Ponluang is no stranger to the restaurant industry. He first began cooking as a youngster back in Thailand where he and his father, a school teacher, would prepare simple dishes like noodles and papaya salad to sell at local festivals. During the Vietnam War, he worked in a hotel kitchen that catered to high-ranking American military officers who wanted a taste of home, often requesting traditional American dishes.

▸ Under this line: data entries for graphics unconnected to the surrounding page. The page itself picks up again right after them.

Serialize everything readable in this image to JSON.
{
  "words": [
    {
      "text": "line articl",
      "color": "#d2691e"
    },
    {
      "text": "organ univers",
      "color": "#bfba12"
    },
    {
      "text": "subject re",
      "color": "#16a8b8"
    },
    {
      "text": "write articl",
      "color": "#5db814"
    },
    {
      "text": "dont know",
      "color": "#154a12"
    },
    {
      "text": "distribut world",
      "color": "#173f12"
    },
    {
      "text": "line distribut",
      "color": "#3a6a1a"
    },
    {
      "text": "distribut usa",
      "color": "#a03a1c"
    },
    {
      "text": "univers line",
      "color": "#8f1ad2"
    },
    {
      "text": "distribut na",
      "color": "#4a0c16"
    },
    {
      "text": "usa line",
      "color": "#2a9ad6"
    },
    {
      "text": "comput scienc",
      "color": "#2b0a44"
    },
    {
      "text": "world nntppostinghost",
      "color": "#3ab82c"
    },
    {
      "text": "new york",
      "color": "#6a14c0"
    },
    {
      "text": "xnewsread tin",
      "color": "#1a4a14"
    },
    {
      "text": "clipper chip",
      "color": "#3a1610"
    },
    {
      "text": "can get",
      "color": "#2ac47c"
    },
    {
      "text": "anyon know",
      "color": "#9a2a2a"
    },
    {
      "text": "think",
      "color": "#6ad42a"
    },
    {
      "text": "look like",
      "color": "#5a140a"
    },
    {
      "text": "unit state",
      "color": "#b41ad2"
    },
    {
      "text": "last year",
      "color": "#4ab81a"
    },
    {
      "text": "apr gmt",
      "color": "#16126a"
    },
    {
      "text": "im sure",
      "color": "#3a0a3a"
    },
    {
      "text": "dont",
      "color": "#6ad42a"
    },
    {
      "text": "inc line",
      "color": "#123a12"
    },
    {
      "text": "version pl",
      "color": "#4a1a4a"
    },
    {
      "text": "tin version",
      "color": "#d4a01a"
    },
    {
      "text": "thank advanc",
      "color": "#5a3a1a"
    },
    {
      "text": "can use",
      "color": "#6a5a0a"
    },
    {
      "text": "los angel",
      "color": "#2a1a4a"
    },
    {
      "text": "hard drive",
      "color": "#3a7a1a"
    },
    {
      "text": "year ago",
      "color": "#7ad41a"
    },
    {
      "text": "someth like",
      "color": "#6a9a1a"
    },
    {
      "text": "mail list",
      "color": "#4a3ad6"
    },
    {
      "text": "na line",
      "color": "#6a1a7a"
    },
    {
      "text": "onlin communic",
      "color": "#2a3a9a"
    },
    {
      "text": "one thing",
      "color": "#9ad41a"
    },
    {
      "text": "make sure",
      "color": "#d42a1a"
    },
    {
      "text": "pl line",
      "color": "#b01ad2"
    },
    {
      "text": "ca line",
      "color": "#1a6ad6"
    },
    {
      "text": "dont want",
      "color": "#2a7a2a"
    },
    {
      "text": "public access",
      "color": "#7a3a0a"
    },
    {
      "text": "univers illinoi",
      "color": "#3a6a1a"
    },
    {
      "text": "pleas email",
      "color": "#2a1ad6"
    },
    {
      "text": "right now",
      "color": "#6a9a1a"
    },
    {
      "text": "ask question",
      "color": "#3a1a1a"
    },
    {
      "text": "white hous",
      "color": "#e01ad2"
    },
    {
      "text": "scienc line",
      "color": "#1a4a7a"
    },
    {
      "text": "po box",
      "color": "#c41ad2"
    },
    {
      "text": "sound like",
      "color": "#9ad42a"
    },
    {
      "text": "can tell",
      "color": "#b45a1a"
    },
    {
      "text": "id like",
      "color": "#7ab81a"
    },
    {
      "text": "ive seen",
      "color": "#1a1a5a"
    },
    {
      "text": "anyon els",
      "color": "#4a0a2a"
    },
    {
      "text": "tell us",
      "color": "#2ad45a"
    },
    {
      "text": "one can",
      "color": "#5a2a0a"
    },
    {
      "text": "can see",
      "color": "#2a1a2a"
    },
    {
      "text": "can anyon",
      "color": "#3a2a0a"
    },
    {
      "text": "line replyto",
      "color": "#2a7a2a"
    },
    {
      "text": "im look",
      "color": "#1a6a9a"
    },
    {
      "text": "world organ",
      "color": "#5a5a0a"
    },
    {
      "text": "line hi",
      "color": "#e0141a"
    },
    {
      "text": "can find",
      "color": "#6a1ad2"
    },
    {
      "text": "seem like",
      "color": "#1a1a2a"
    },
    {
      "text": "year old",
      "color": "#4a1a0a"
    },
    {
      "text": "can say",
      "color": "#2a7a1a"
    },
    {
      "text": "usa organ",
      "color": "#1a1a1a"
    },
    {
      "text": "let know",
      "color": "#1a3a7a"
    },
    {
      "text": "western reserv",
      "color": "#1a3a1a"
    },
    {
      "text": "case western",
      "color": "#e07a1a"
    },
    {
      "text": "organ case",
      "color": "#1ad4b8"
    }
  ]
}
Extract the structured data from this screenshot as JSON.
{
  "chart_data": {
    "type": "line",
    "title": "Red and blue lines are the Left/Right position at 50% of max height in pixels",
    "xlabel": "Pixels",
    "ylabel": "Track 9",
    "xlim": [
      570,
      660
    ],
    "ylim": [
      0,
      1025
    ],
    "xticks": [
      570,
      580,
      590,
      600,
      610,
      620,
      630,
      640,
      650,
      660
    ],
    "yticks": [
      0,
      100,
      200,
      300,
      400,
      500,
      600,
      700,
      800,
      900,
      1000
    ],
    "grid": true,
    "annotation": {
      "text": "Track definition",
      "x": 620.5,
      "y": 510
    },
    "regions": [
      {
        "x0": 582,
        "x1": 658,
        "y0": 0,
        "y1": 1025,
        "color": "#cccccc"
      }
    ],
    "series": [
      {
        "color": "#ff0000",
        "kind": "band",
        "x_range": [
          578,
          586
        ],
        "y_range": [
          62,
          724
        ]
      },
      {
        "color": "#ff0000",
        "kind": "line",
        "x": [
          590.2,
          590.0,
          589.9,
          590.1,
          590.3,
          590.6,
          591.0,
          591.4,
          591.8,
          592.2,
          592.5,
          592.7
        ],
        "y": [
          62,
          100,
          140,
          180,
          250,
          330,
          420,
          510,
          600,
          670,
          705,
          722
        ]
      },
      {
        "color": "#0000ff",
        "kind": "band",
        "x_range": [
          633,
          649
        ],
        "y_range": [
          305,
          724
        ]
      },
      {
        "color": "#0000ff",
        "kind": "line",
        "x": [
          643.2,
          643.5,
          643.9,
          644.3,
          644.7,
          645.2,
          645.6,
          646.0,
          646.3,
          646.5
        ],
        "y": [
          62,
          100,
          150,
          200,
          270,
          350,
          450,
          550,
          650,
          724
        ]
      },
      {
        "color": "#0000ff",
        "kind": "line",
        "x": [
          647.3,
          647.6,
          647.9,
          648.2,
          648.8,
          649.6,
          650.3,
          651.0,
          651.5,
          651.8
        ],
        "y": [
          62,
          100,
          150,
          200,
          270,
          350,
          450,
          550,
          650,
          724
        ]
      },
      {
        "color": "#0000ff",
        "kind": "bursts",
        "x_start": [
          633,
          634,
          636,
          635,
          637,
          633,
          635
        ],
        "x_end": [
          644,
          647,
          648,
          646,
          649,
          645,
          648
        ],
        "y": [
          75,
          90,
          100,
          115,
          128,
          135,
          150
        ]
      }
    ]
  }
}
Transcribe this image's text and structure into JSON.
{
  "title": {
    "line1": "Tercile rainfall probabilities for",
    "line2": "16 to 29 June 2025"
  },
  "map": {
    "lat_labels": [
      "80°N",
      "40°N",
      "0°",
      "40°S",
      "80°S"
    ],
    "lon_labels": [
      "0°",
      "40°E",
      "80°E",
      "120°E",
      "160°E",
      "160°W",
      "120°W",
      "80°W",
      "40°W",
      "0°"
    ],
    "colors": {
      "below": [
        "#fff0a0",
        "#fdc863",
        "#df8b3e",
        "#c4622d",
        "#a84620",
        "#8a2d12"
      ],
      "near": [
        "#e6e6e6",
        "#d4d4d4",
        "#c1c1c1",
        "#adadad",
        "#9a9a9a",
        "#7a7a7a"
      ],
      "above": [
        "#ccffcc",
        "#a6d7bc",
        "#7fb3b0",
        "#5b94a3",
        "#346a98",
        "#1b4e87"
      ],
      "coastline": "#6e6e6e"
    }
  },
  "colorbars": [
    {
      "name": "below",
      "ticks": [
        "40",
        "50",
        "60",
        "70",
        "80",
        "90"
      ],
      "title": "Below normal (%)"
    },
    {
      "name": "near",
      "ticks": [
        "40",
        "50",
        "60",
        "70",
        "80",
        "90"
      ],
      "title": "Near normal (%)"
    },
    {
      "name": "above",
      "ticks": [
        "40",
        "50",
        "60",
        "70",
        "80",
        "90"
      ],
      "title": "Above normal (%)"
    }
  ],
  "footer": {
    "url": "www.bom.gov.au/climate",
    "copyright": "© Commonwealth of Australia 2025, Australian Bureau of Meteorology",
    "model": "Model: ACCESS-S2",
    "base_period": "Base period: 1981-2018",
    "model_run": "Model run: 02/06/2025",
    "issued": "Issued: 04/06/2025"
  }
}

Today, in addition to owning Coco Asian Bistro, Ponluang has another restaurant, Mama Asian Noodle, in the Coconut Creek Promenade. His first restaurant, Thai Pepper in Coral Springs,had a sixteen year run. He describes Coco Asian's menu as European-style cooking with Thai flavors.
|Photo: Misha Grosvenor|
|Thai Beef Roll|
Coco Asian Bistro's extensive menu will feature several new items including more seafood, fresh lobster, and tabletop lava stone grills. Lava stone grills, though not a new cooking concept, are growing in popularity at restaurants in the UK and Australia. Now they are starting to pick up steam here in the U.S., mainly on the west coast. Similar to the charcoal tabletop grills used for Korean barbecue, individual grills, either filled with small hot lava stones, or one stone slab, are placed on the table along with a plate of sliced meat which diners can cook to their liking. Benefits of lava stone cooking include using less oil and retaining the meat's natural juices.
When asked why he is making changes so soon, Ponluang chuckles and said that every five years or so he starts to get the itch and change things up a bit. We know what you're thinking, but don't worry -- the coconut sticky rice isn't going anywhere.